Fauna of the Upper Jurassic Solnhofen shale. Part 1. Fish
Online exhibition "Fauna of the Upper Jurassic Solnhofen shale. Part 1. Fish".
About 155 million years ago, towards the end of the Jurassic period, most of what is now Germany was covered by a warm, shallow sea dotted with islands. Sponges and corals grew on the high ground in that sea, forming reefs that divided parts of the sea into isolated lagoons. According to scientists, the water in them warmed up to 26 degrees, was salty and possibly anoxic (depleted in oxygen) or even toxic at various times. Except for cyanobacteria and small protists like foraminifera, no living beings could survive for long under these conditions. Many organisms that entered the lagoons from the land or drifted and were washed into the lagoons from the ocean, ended up buried in soft carbonate silts. Thus, subsequently, their bodies were not eaten by scavengers or torn apart by the current, but stayed intact until present in layers of light Solnhofen limestone in the region between Nuremberg and Munich.
Initially, these rocks were developed for industrial purpose only. Starting from the mid-18th century, huge dumps of limestone mining (often referred to as shale in the literature of that period and later) attracted the attention of early palaeontologists. Palaeontology as a science was only emerging then.

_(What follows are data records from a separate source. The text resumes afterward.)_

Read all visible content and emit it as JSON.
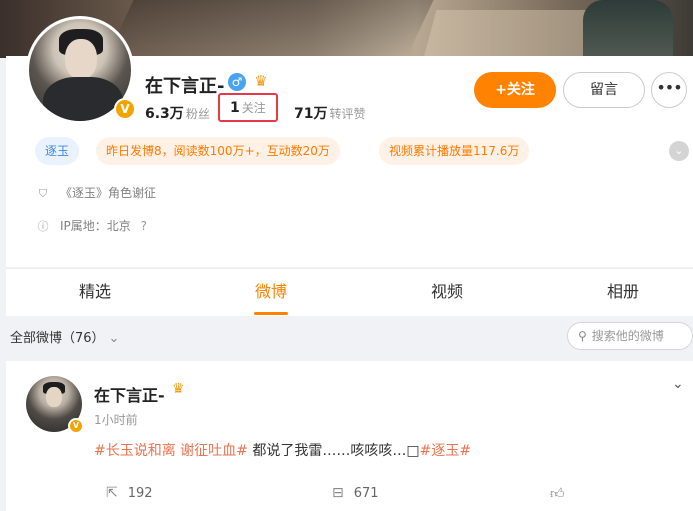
{
  "profile": {
    "name": "在下言正-",
    "stats": {
      "fans_num": "6.3万",
      "fans_label": "粉丝",
      "follow_num": "1",
      "follow_label": "关注",
      "interactions_num": "71万",
      "interactions_label": "转评赞"
    },
    "follow_button": "+关注",
    "message_button": "留言",
    "more_button": "•••",
    "tags": [
      "逐玉",
      "昨日发博8，阅读数100万+，互动数20万",
      "视频累计播放量117.6万"
    ],
    "role": "《逐玉》角色谢征",
    "ip": "IP属地：北京"
  },
  "tabs": [
    "精选",
    "微博",
    "视频",
    "相册"
  ],
  "active_tab": "微博",
  "feed": {
    "filter_label": "全部微博（76）",
    "search_placeholder": "搜索他的微博"
  },
  "post": {
    "author": "在下言正-",
    "time": "1小时前",
    "topic1": "#长玉说和离 谢征吐血#",
    "text": "都说了我雷……咳咳咳…",
    "topic2": "#逐玉#",
    "repost_count": "192",
    "comment_count": "671"
  },
  "colors": {
    "accent": "#ff8200",
    "topic": "#eb7350",
    "highlight_border": "#e8384d"
  }
}
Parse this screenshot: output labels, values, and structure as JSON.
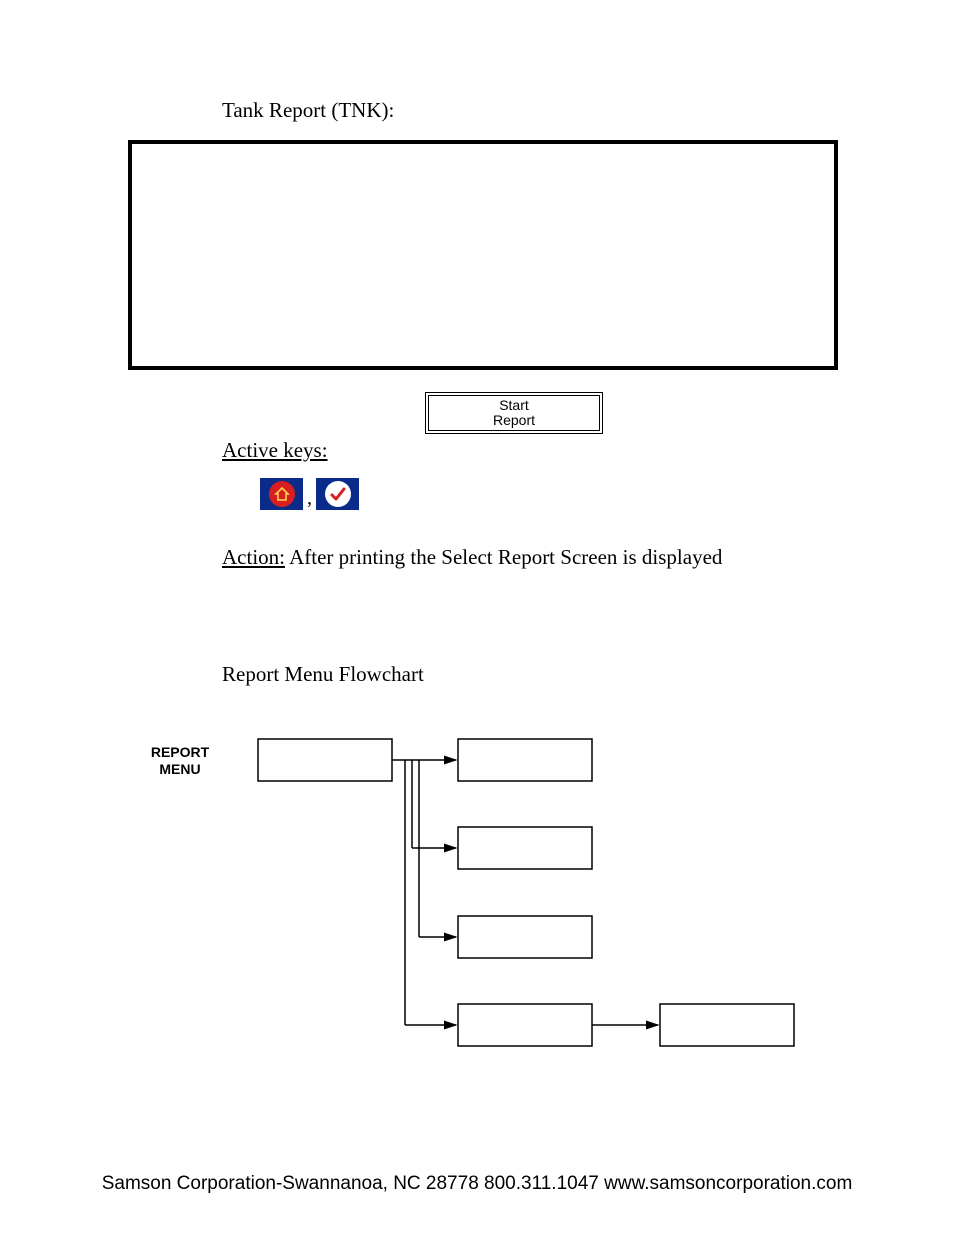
{
  "title": "Tank Report (TNK):",
  "start_button": {
    "line1": "Start",
    "line2": "Report"
  },
  "active_keys_label": "Active keys:",
  "icons": {
    "home": "home-icon",
    "check": "check-icon",
    "separator": ","
  },
  "action": {
    "label": "Action:",
    "text": " After printing the Select Report Screen is displayed"
  },
  "flowchart": {
    "title": "Report Menu Flowchart",
    "root_label": "REPORT MENU"
  },
  "footer": "Samson Corporation-Swannanoa, NC 28778  800.311.1047 www.samsoncorporation.com"
}
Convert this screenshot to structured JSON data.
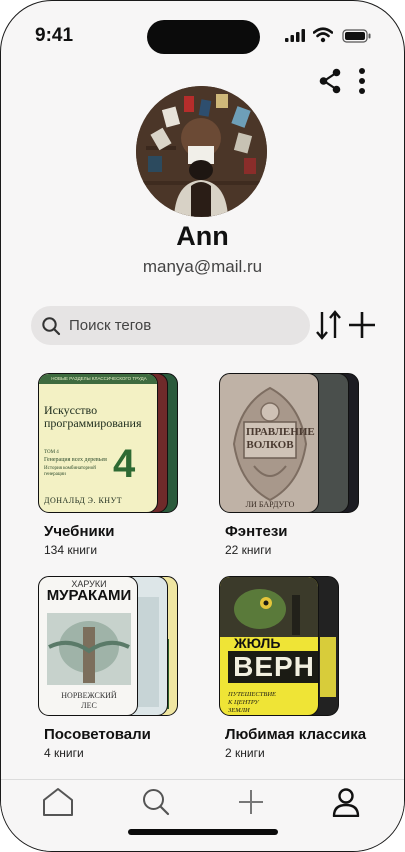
{
  "status_bar": {
    "time": "9:41"
  },
  "profile": {
    "name": "Ann",
    "email": "manya@mail.ru"
  },
  "search": {
    "placeholder": "Поиск тегов"
  },
  "collections": [
    {
      "title": "Учебники",
      "count": "134 книги",
      "cover": {
        "header": "НОВЫЕ РАЗДЕЛЫ КЛАССИЧЕСКОГО ТРУДА",
        "title": "Искусство программирования",
        "volume": "ТОМ 4",
        "subtitle1": "Генерация всех деревьев",
        "subtitle2": "История комбинаторной генерации",
        "number": "4",
        "author": "ДОНАЛЬД Э. КНУТ"
      }
    },
    {
      "title": "Фэнтези",
      "count": "22 книги",
      "cover": {
        "title": "ПРАВЛЕНИЕ ВОЛКОВ",
        "author": "ЛИ БАРДУГО"
      }
    },
    {
      "title": "Посоветовали",
      "count": "4 книги",
      "cover": {
        "author_first": "ХАРУКИ",
        "author_last": "МУРАКАМИ",
        "title": "НОРВЕЖСКИЙ ЛЕС"
      }
    },
    {
      "title": "Любимая классика",
      "count": "2 книги",
      "cover": {
        "author_first": "ЖЮЛЬ",
        "author_last": "ВЕРН",
        "title": "ПУТЕШЕСТВИЕ К ЦЕНТРУ ЗЕМЛИ"
      }
    }
  ],
  "nav": [
    {
      "icon": "home-icon"
    },
    {
      "icon": "search-icon"
    },
    {
      "icon": "plus-icon"
    },
    {
      "icon": "profile-icon"
    }
  ],
  "colors": {
    "background": "#f7f6f6",
    "search_bg": "#e6e4e4",
    "text": "#111111"
  }
}
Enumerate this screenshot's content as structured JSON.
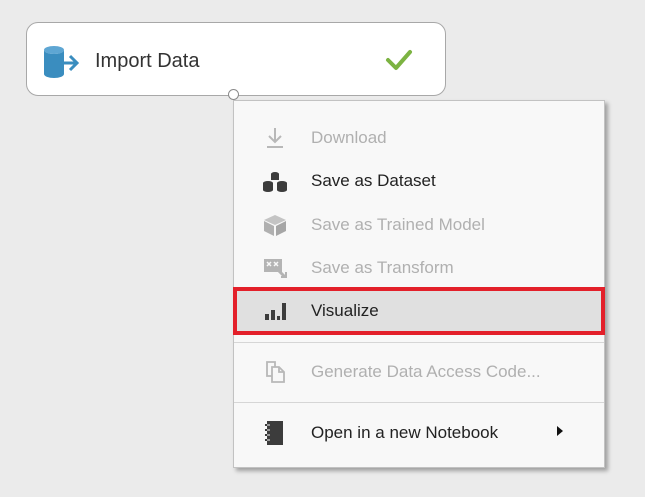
{
  "module": {
    "title": "Import Data",
    "status": "completed"
  },
  "menu": {
    "items": [
      {
        "label": "Download",
        "icon": "download-icon",
        "enabled": false
      },
      {
        "label": "Save as Dataset",
        "icon": "dataset-icon",
        "enabled": true
      },
      {
        "label": "Save as Trained Model",
        "icon": "cube-icon",
        "enabled": false
      },
      {
        "label": "Save as Transform",
        "icon": "transform-icon",
        "enabled": false
      },
      {
        "label": "Visualize",
        "icon": "bar-chart-icon",
        "enabled": true,
        "highlighted": true
      },
      {
        "label": "Generate Data Access Code...",
        "icon": "document-copy-icon",
        "enabled": false
      },
      {
        "label": "Open in a new Notebook",
        "icon": "notebook-icon",
        "enabled": true,
        "has_submenu": true
      }
    ]
  },
  "colors": {
    "canvas": "#ebebeb",
    "module_icon": "#3a8dbf",
    "check": "#7cb342",
    "highlight_border": "#e3202a",
    "disabled_text": "#b0b0b0"
  }
}
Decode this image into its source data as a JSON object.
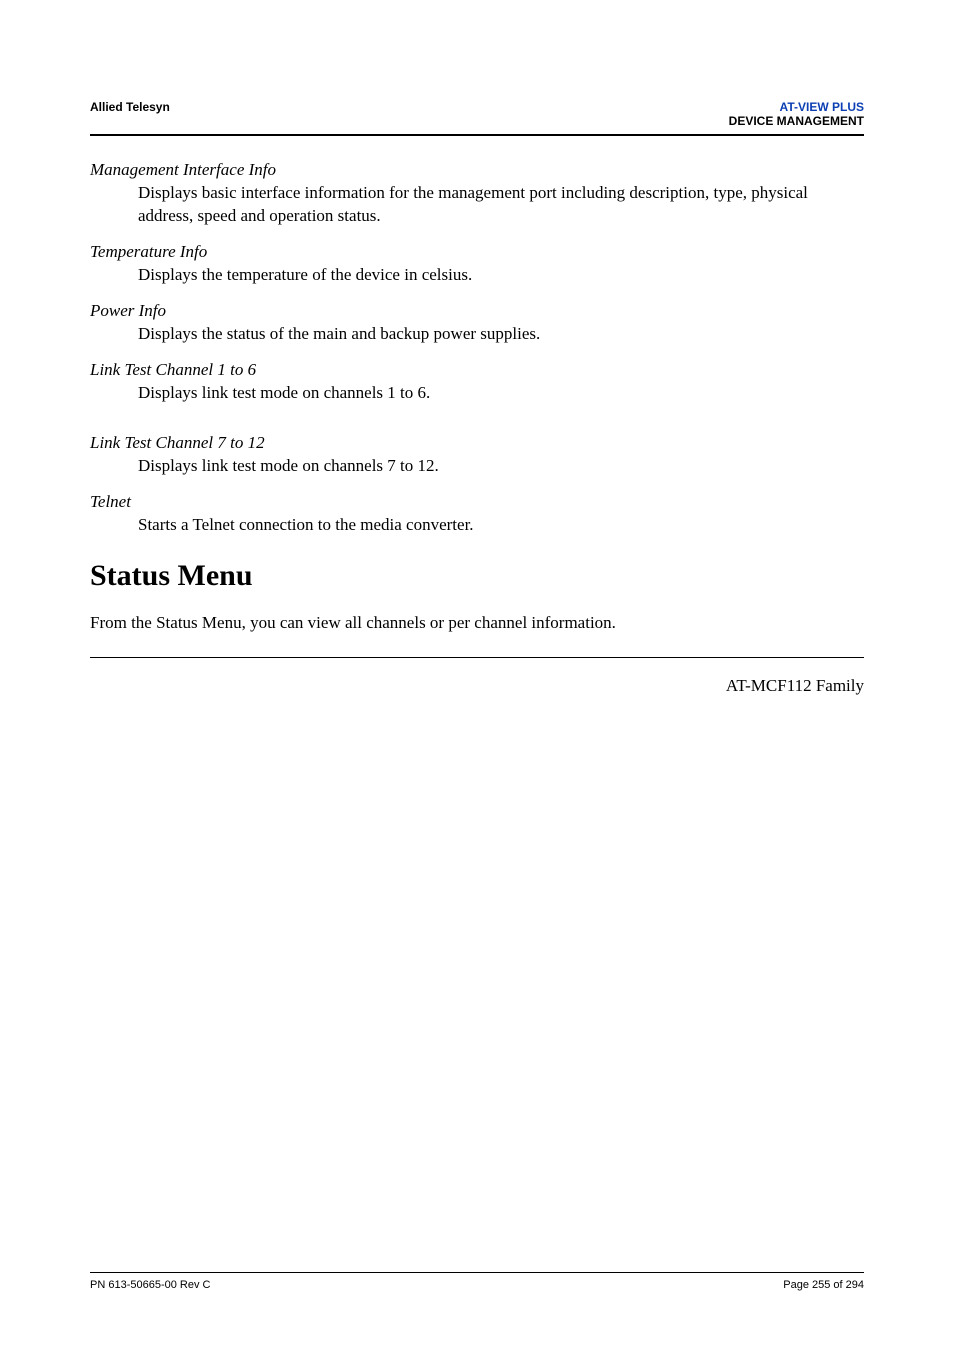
{
  "header": {
    "left": "Allied Telesyn",
    "right_line1": "AT-VIEW PLUS",
    "right_line2": "DEVICE MANAGEMENT"
  },
  "sections": {
    "mgmt_iface": {
      "title": "Management Interface Info",
      "body": "Displays basic interface information for the management port including description, type, physical address, speed and operation status."
    },
    "temp": {
      "title": "Temperature Info",
      "body": "Displays the temperature of the device in celsius."
    },
    "power": {
      "title": "Power Info",
      "body": "Displays the status of the main and backup power supplies."
    },
    "ltc1": {
      "title": "Link Test Channel 1 to 6",
      "body": "Displays link test mode on channels 1 to 6."
    },
    "ltc7": {
      "title": "Link Test Channel 7 to 12",
      "body": "Displays link test mode on channels 7 to 12."
    },
    "telnet": {
      "title": "Telnet",
      "body": "Starts a Telnet connection to the media converter."
    }
  },
  "status_menu": {
    "heading": "Status Menu",
    "intro": "From the Status Menu, you can view all channels or per channel information.",
    "family_label": "AT-MCF112 Family"
  },
  "footer": {
    "left": "PN 613-50665-00 Rev C",
    "right": "Page 255 of 294"
  }
}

Such unique places as Solnhofen, the so-called Lagerstätten, may be the only source of information about fossil organisms that would otherwise have left no traces on earth at all. They also make it possible to more accurately reconstruct the ecosystems of the past, because they give an unusually complete picture of the biodiversity of that periods.
By the way, the famous specimen of Archaeopteryx, a «link» between dinosaurs and birds, was found right in the limestone of Solnhofen.
Thanks to the effort of Aleksandr Inostrantsev at the end of the 19th century, the collection of the University’s Geological Cabinet was replenished with a significant collection of both original palaeontological samples of Solnhofen shales and a number of their professional copies made by the F. Krantz company. This collection is still one of the spectacular sections of the museum’s permanent exhibition.
This year, the Palaeontology Museum of St Petersburg University has prepared a series of online exhibitions demonstrating the samples of this collection in more detail. They are sorted in accordance with biological taxonomy.